The Supreme Court unanimously ruled today that a California raisin farmer may challenge in federal court a Depression-era program that required him to turn over a percentage of his crop to the government every year.
In a narrow and brief opinion, the justices held that the 9th U.S. Circuit Court of Appeals has jurisdiction to hear farmer Marvin Horne's claim that the program, established by the 1937 Agricultural Marketing Agreement Act, or AMAA, amounted to an unconstitutional taking without compensation.
The complicated case hinged on whether Horne and his wife, who have farmed raisins in Madera and Fresno counties for nearly half a century, qualified as "handlers" or "producers" under the law.
Because the Department of Agriculture and its Raisin Marketing Order were not paying them market value for their raisins, the couple reorganized their business in 2000 to directly market raisins to food processors and bakeries. By doing so, the Hornes believed they had sidestepped the definition of "handler" and, consequently, the USDA program, which was designed to protect farmers from wild price swings.
The law defines handlers as processors, or associations of producers and others who engage in handling of raisins.
Horne stopped turning over raisins to USDA in 2002, when the government required 47 percent of the crop, and 2003, when it called for 30 percent. During those years, his business processed 3 million pounds of raisins.
In April 2004, however, USDA brought an enforcement action, eventually requiring Horne to pay for the raisins he should have provided to the government -- nearly $484,000 -- and assessed civil penalties of more than $200,000.
Horne challenged the fines in federal district court, arguing that he wasn't a handler and that the fines constituted a taking that violated the Constitution's Fifth Amendment, which states that private property may not be taken "without just compensation."
The San Francisco-based 9th Circuit ruled for USDA but did not address the takings claim because it said Horne brought the case as a "producer," not a "handler." The 1887 Tucker Act, the court ruled, required producers to seek relief at the U.S. Court of Federal Claims (Greenwire, March 19).
That determination was "not correct," wrote Justice Clarence Thomas on behalf of the high court.
Thomas wrote that even though the Hornes claimed to be producers, USDA and lower courts had determined that they were handlers.
"It is undisputed that the Marketing Order imposes duties on petitioners only in their capacity as handlers," Thomas wrote. "As a result, any defense raised against those duties is necessarily raised in that same capacity."
The ruling is seemingly in line with what both the Hornes and the government advocated for at arguments in March. The government shifted its position then and abandoned its argument that the 9th Circuit lacked jurisdiction (Greenwire, March 20).
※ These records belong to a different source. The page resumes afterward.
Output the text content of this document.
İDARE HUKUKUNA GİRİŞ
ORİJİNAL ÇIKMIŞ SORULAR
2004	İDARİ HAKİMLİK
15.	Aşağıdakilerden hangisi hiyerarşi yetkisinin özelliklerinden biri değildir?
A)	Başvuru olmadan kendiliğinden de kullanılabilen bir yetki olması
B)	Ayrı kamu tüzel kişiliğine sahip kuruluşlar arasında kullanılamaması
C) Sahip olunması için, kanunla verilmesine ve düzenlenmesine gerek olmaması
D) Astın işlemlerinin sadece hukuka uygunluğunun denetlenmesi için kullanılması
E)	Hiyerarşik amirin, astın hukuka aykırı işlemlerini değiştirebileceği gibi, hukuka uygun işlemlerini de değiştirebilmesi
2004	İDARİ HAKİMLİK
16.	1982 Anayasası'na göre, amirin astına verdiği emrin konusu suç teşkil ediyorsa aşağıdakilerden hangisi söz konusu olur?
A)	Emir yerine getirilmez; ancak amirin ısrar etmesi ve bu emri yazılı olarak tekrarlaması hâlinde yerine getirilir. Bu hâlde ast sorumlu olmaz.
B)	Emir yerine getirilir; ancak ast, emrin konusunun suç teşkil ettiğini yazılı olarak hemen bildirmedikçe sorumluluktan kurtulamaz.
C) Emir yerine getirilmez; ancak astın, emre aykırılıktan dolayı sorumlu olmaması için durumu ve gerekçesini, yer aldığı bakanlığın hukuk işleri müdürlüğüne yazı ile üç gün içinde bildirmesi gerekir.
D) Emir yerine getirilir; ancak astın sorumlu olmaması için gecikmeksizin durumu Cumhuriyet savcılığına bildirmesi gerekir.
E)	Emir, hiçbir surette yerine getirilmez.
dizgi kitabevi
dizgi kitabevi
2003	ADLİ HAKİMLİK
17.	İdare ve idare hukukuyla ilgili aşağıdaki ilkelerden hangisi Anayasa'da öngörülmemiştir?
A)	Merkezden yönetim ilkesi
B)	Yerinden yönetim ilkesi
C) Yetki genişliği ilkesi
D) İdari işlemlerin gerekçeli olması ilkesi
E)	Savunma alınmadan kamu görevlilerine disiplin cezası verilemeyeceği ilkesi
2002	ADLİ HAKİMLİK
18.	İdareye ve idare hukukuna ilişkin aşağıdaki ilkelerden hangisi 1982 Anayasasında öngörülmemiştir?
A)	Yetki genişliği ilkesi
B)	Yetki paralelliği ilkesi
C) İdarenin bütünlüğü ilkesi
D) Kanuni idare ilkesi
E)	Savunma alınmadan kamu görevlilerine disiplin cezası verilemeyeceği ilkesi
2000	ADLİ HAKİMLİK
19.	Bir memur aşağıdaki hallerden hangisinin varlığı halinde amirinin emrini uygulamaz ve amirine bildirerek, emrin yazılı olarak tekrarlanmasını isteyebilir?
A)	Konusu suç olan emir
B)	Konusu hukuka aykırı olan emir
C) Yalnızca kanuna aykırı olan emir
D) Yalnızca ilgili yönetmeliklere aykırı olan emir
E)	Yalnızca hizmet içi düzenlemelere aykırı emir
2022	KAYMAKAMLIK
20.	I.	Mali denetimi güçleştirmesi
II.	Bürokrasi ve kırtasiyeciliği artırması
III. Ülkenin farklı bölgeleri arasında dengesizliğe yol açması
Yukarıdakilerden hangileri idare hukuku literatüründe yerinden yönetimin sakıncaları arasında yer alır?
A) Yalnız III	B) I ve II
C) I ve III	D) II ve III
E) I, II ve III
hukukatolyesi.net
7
The case had been closely watched by property rights advocates, who contend that the USDA program is another example of government overreach.
Rachel Brand of the U.S. Chamber of Commerce said the ruling is a boon for businesses.
"This case is about how many hoops individuals or businesses must jump through to stop the government from trampling their property rights," she said. "This boils down to the court preventing regulators from strong-arming businesses with the threat of endless litigation."
However, the court notably did not rule on the merits of the Hornes' takings claims. Instead, it remanded that question to the 9th Circuit for further proceedings.
Vermont Law School professor John Echeverria said the decision is tailored specifically to the circumstances presented in the case.
"It turns out to be a narrow, specialized ruling based on the conclusion that it involves a handler, not a producer," Echeverria said, adding that this was basically the Hornes' "fallback" position.
The ruling, he said, "doesn't support broader arguments for bringing takings claims against the United States outside of that."